Von Neumann famously worries that
mathematicians may follow the path of least resistance and develop
abstractions
as art for art's sake. He recommends a return to empirical sources, unless
the path is being pursued by 'men of exquisite taste'. Rota tells us that
Ulam
would tease von Neumann that his continous geometries and vNeumann
algebras were pointless constructions far removed from the requirements
of empirical investigation. They turn out to have been the product of an
exquisite taste, with notable successes in Vaughn Jones' work on knots
and Connes' approach to the Riemann Hypothesis.

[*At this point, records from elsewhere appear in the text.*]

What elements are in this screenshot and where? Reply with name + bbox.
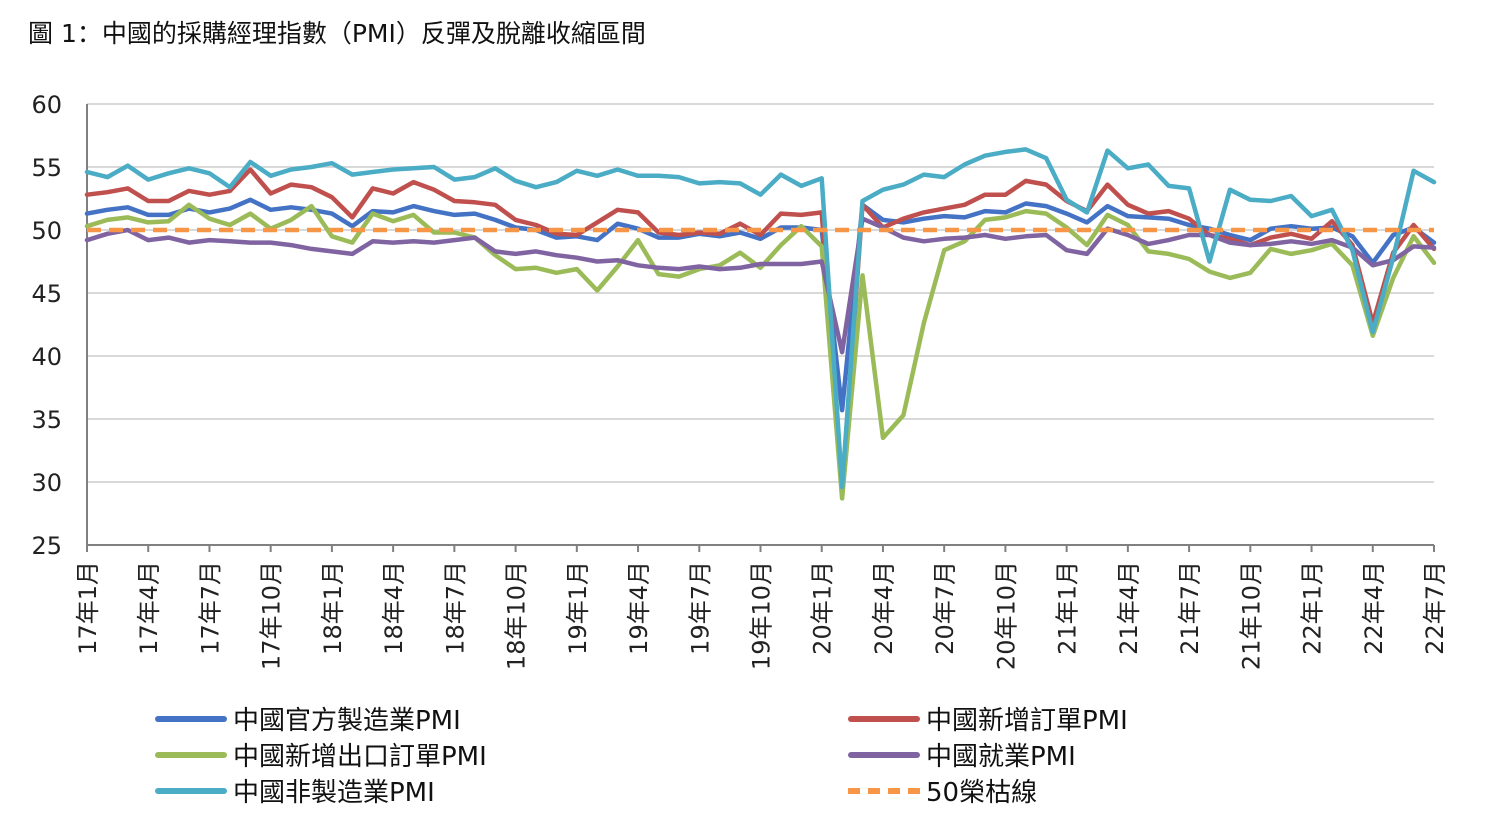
y-tick-label: 25 bbox=[31, 532, 62, 560]
x-tick-label: 18年4月 bbox=[380, 561, 408, 655]
x-tick-label: 20年10月 bbox=[992, 561, 1020, 670]
y-tick-label: 40 bbox=[31, 343, 62, 371]
y-tick-label: 30 bbox=[31, 469, 62, 497]
x-tick-label: 17年4月 bbox=[135, 561, 163, 655]
x-tick-label: 20年4月 bbox=[870, 561, 898, 655]
series-line-4 bbox=[84, 147, 1437, 490]
y-tick-label: 45 bbox=[31, 280, 62, 308]
x-tick-label: 19年7月 bbox=[686, 561, 714, 655]
y-tick-label: 55 bbox=[31, 154, 62, 182]
x-tick-label: 21年1月 bbox=[1054, 561, 1082, 655]
x-tick-label: 17年10月 bbox=[258, 561, 286, 670]
x-tick-label: 22年1月 bbox=[1299, 561, 1327, 655]
series-line-3 bbox=[84, 216, 1437, 355]
y-tick-label: 60 bbox=[31, 91, 62, 119]
x-tick-label: 19年10月 bbox=[748, 561, 776, 670]
y-tick-label: 35 bbox=[31, 406, 62, 434]
x-tick-label: 21年10月 bbox=[1237, 561, 1265, 670]
x-axis: 17年1月 17年4月 17年7月 17年10月 18年1月 18年4月 18年7月 18年1… bbox=[74, 544, 1449, 670]
grid-lines bbox=[87, 103, 1434, 483]
series-lines bbox=[84, 147, 1437, 501]
page-title: 圖 1：中國的採購經理指數（PMI）反彈及脫離收縮區間 bbox=[28, 19, 646, 48]
x-tick-label: 22年7月 bbox=[1421, 561, 1449, 655]
x-tick-label: 18年1月 bbox=[319, 561, 347, 655]
x-tick-label: 18年7月 bbox=[441, 561, 469, 655]
series-line-1 bbox=[84, 167, 1437, 494]
y-axis: 60 55 50 45 40 35 30 25 bbox=[31, 91, 88, 560]
x-tick-label: 21年4月 bbox=[1115, 561, 1143, 655]
x-tick-label: 20年1月 bbox=[809, 561, 837, 655]
x-tick-label: 19年4月 bbox=[625, 561, 653, 655]
x-tick-label: 17年7月 bbox=[196, 561, 224, 655]
x-tick-label: 17年1月 bbox=[74, 561, 102, 655]
x-tick-label: 20年7月 bbox=[931, 561, 959, 655]
series-line-2 bbox=[84, 202, 1437, 501]
y-tick-label: 50 bbox=[31, 217, 62, 245]
x-tick-label: 21年7月 bbox=[1176, 561, 1204, 655]
x-tick-label: 18年10月 bbox=[503, 561, 531, 670]
x-tick-label: 22年4月 bbox=[1360, 561, 1388, 655]
x-tick-label: 19年1月 bbox=[564, 561, 592, 655]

I was asked why philosophers should learn what a vector bundle is. Well,
given that modern particle physics is expressed in the language of gauge
theory, and that gauge theory uses the mathematical language of connections
on vector bundles, anyone interested in the changing relationship between
mathematics and physics could tell us a great deal by studying the
development of these concepts. The 1950-75 period is especially interesting
because of a lack of dialogue between the parties, in the West at any rate,
culminating in a reconciliation in the late 70s. Since then interaction has
been intense.

In the mid-70s the physicist Yang was very surprised to find that geometers
such as Chern had developed such similar concepts. Chern responded that
the notions he had devised were 'natural', forced upon him. This perception
of a lack of freedom is something that interests me greatly. Restrictions
are clearly much tighter than being logically consistent.

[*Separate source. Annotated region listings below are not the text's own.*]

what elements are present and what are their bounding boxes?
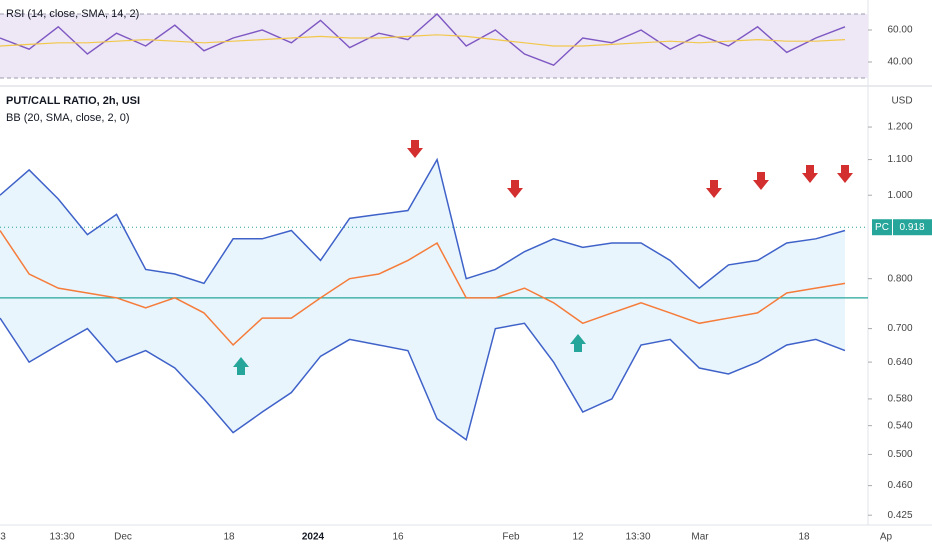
y-tick-label: 0.700 [887, 323, 912, 334]
x-tick-label: 18 [798, 532, 810, 543]
band-fill [0, 159, 845, 440]
last-value-label: 0.918 [899, 222, 924, 233]
symbol-tag [872, 219, 892, 236]
symbol-tag-text: PC [875, 222, 889, 233]
bb-line [0, 317, 846, 442]
x-tick-label: 13:30 [49, 532, 74, 543]
x-tick-label: 18 [223, 532, 235, 543]
x-tick-label: Ap [880, 532, 893, 543]
rsi-pane: 60.00 40.00 [0, 13, 913, 79]
y-tick-label: 1.100 [887, 154, 912, 165]
x-tick-label: 3 [0, 532, 6, 543]
y-tick-label: 0.460 [887, 480, 912, 491]
y-tick-label: 0.500 [887, 449, 912, 460]
rsi-band [0, 14, 868, 78]
x-tick-label: Dec [114, 532, 132, 543]
sell-arrow [753, 172, 769, 190]
main-pane: 1.200 1.100 1.000 0.800 0.700 0.640 0.580 0.540… [0, 122, 932, 543]
sell-arrow [802, 165, 818, 183]
sell-arrow [706, 180, 722, 198]
rsi-title: RSI (14, close, SMA, 14, 2) [6, 8, 139, 20]
x-tick-label: 16 [392, 532, 404, 543]
x-tick-label: Feb [502, 532, 520, 543]
y-tick-label: 1.200 [887, 122, 912, 133]
indicator-title: BB (20, SMA, close, 2, 0) [6, 112, 130, 124]
buy-arrow [570, 334, 586, 352]
bb-line [0, 230, 846, 347]
sell-arrow [407, 140, 423, 158]
y-tick-label: 0.640 [887, 357, 912, 368]
sell-arrow [837, 165, 853, 183]
sell-arrow [507, 180, 523, 198]
rsi-line [0, 34, 846, 47]
bb-line [0, 157, 846, 290]
y-tick-label: 0.425 [887, 510, 912, 521]
y-tick-label: 0.540 [887, 420, 912, 431]
x-tick-label: 12 [572, 532, 584, 543]
rsi-line [0, 13, 846, 67]
buy-arrow [233, 357, 249, 375]
y-tick-label: 40.00 [887, 57, 912, 68]
y-tick-label: 0.580 [887, 394, 912, 405]
chart-title: PUT/CALL RATIO, 2h, USI [6, 95, 140, 107]
x-tick-label: 2024 [302, 532, 325, 543]
last-value-tag [893, 219, 932, 236]
currency: USD [891, 96, 912, 107]
y-tick-label: 1.000 [887, 190, 912, 201]
y-tick-label: 60.00 [887, 25, 912, 36]
y-tick-label: 0.800 [887, 273, 912, 284]
x-tick-label: Mar [691, 532, 709, 543]
x-tick-label: 13:30 [625, 532, 650, 543]
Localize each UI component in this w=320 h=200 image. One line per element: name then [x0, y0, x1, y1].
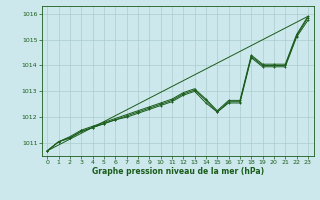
- X-axis label: Graphe pression niveau de la mer (hPa): Graphe pression niveau de la mer (hPa): [92, 167, 264, 176]
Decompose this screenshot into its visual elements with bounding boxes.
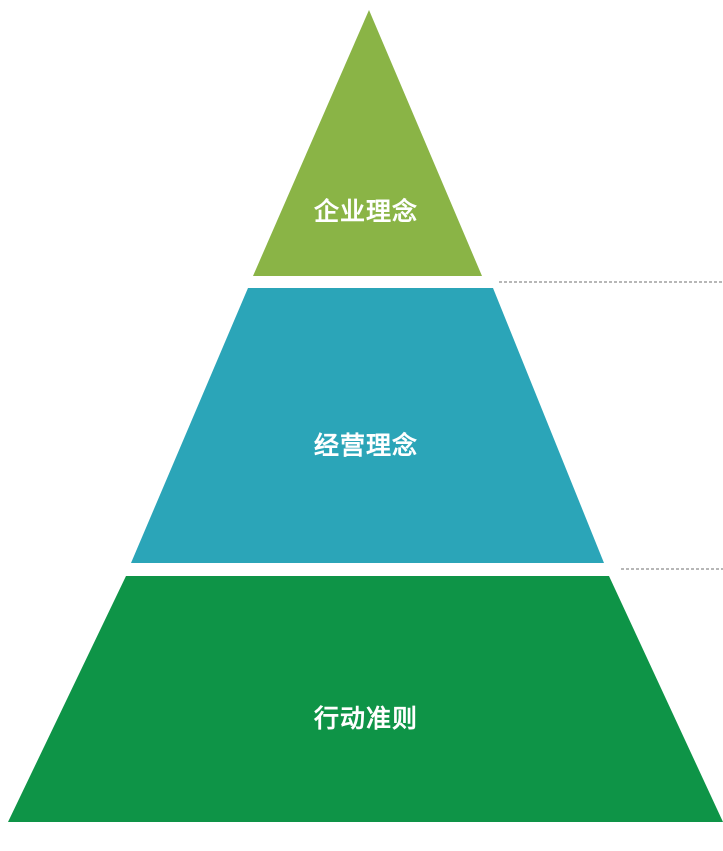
pyramid-level-bottom xyxy=(8,576,723,822)
pyramid-level-top xyxy=(253,10,482,276)
pyramid-level-middle xyxy=(131,288,604,563)
pyramid-level-bottom-label: 行动准则 xyxy=(313,704,418,733)
pyramid-level-middle-label: 经营理念 xyxy=(314,431,418,460)
pyramid-level-top-label: 企业理念 xyxy=(314,197,418,226)
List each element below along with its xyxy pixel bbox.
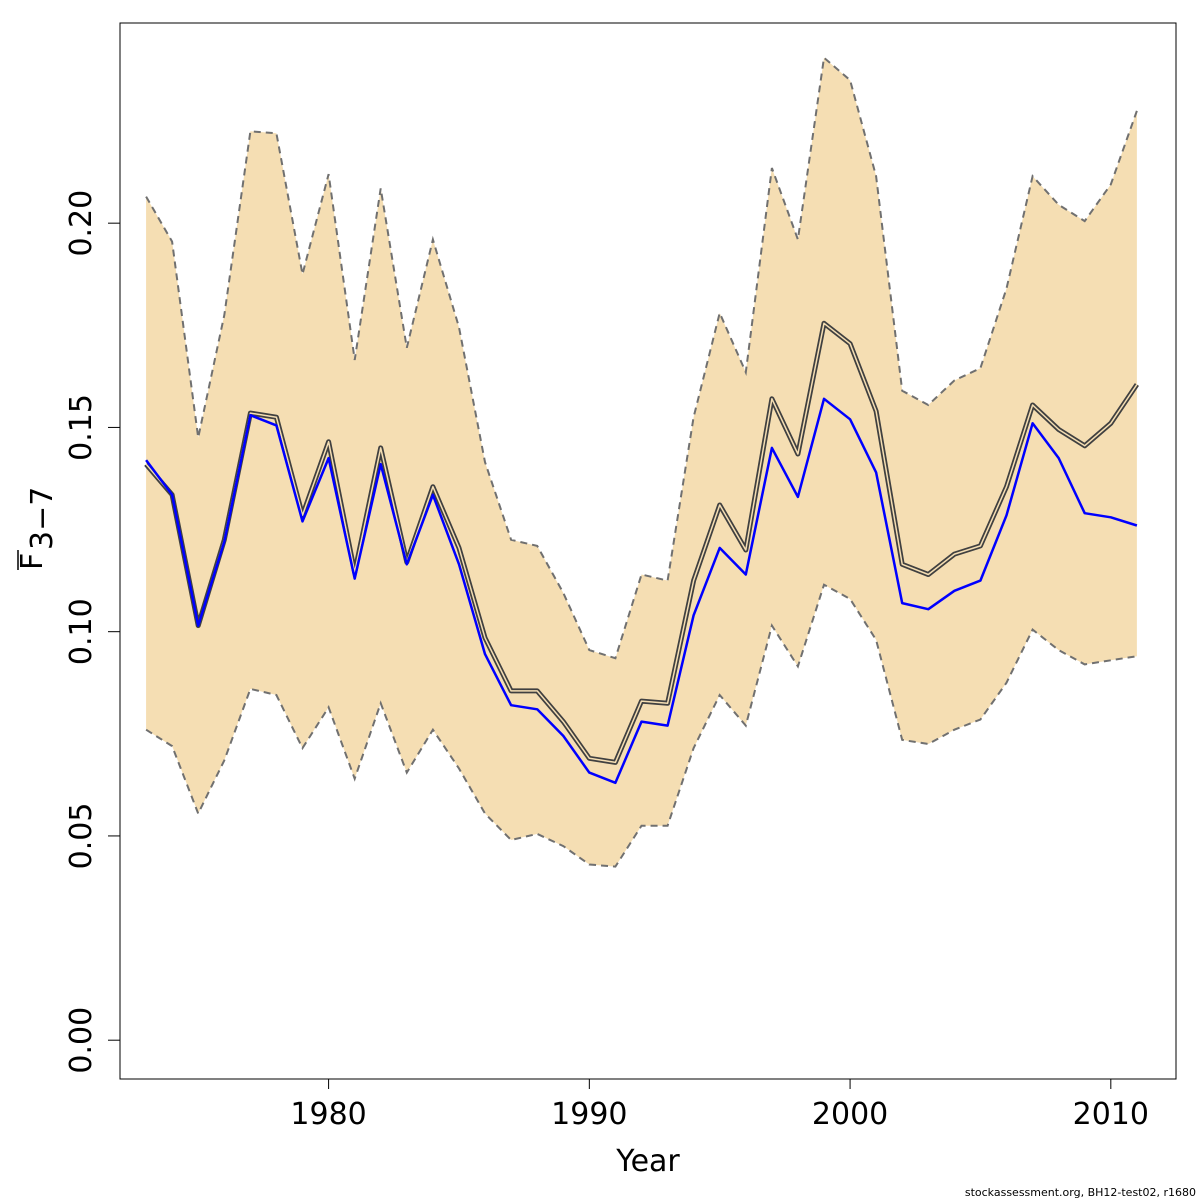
y-axis: 0.00 0.05 0.10 0.15 0.20 xyxy=(64,190,120,1074)
y-label-group: F 3−7 xyxy=(15,487,60,570)
y-tick-label: 0.15 xyxy=(64,394,99,461)
estimate-line-inner xyxy=(145,322,1138,764)
footer-credit: stockassessment.org, BH12-test02, r1680 xyxy=(965,1186,1196,1199)
y-label-subscript: 3−7 xyxy=(25,487,60,550)
confidence-band xyxy=(145,55,1138,868)
confidence-band-fill xyxy=(146,57,1137,867)
band-upper-line xyxy=(145,55,1138,660)
plot-frame xyxy=(119,22,1177,1080)
band-lower-line xyxy=(145,583,1138,868)
x-tick-label: 2010 xyxy=(1073,1097,1149,1132)
x-tick-label: 1990 xyxy=(551,1097,627,1132)
y-tick-label: 0.10 xyxy=(64,598,99,665)
series-line-1 xyxy=(145,397,1138,785)
x-tick-label: 2000 xyxy=(812,1097,888,1132)
x-axis-label: Year xyxy=(615,1144,680,1179)
y-tick-label: 0.20 xyxy=(64,190,99,257)
series-lines xyxy=(144,320,1139,785)
y-axis-label: F 3−7 xyxy=(15,487,60,570)
x-axis: 1980 1990 2000 2010 xyxy=(290,1079,1149,1132)
y-tick-label: 0.00 xyxy=(64,1007,99,1074)
y-label-text: F xyxy=(15,553,50,570)
x-tick-label: 1980 xyxy=(290,1097,366,1132)
y-tick-label: 0.05 xyxy=(64,803,99,870)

Now to Collingwood's second question. He's right to say that the questions
are linked. From considering how mathematicians engage themselves
on research programmes we come to realise their aims are not merely to
prove results, but rather operate at different levels. At the highest level,
we find aims such as to produce richer conceptions
of notions such as space and symmetry. I've indicated what I take to be the
best account by a mathematician of current conceptions: Cartier's
(2001) 'A Mad Day's Work: From Grothendieck To Connes And Kontsevich
- The Evolution Of Concepts Of Space And Symmetry', Bulletin of the
American Mathematical Society 38(4): 389-408. Symmetry and more
broadly duality reach right through contemporary mathematics. A gentle
introduction is Vafa's 'Geometric Physics' read at the ICM in 1998.

The study of symmetry broke free of the constraint of groups with the
advent of quantum groups and Hopf algebras. Another line takes us to
groupoids and on more generally to categories. These two lines converge, not
surprisingly as representations of quantum groups form a braided monoidal
category. This ties back very neatly to Jones' work on knots and Witten's on
3-D
topological field theories.

Now you may be thinking this sounds far too difficult. We'll leave all this
to the mathematician. But this decision is not forced upon us. Some
philosophers
still believe they have something to say about the set concept, and
necessarily have learnt a lot of set theory to be able to do so. As
philosophers, are we
to stop
thinking about mathematical space at the point Hausdorff left it? This would
seem
completely arbitrary to me. Even if we don't contribute, we could do some of
our
philosopher colleagues a favour by giving them a sense of what's going on.
A colleague of mine told me of a metaphysician who was shocked to hear from
him that it was possible to conceive of a space with no distance function on
it.
What would he say if we told him that Grothendieck conceived of spaces with
points possessing internal structure?

We have a big task ahead of us, since we've let ourselves get so far behind.
Fortunately, many mathematicians are helpful souls and keen to convey their
images of mathematics.

David Corfield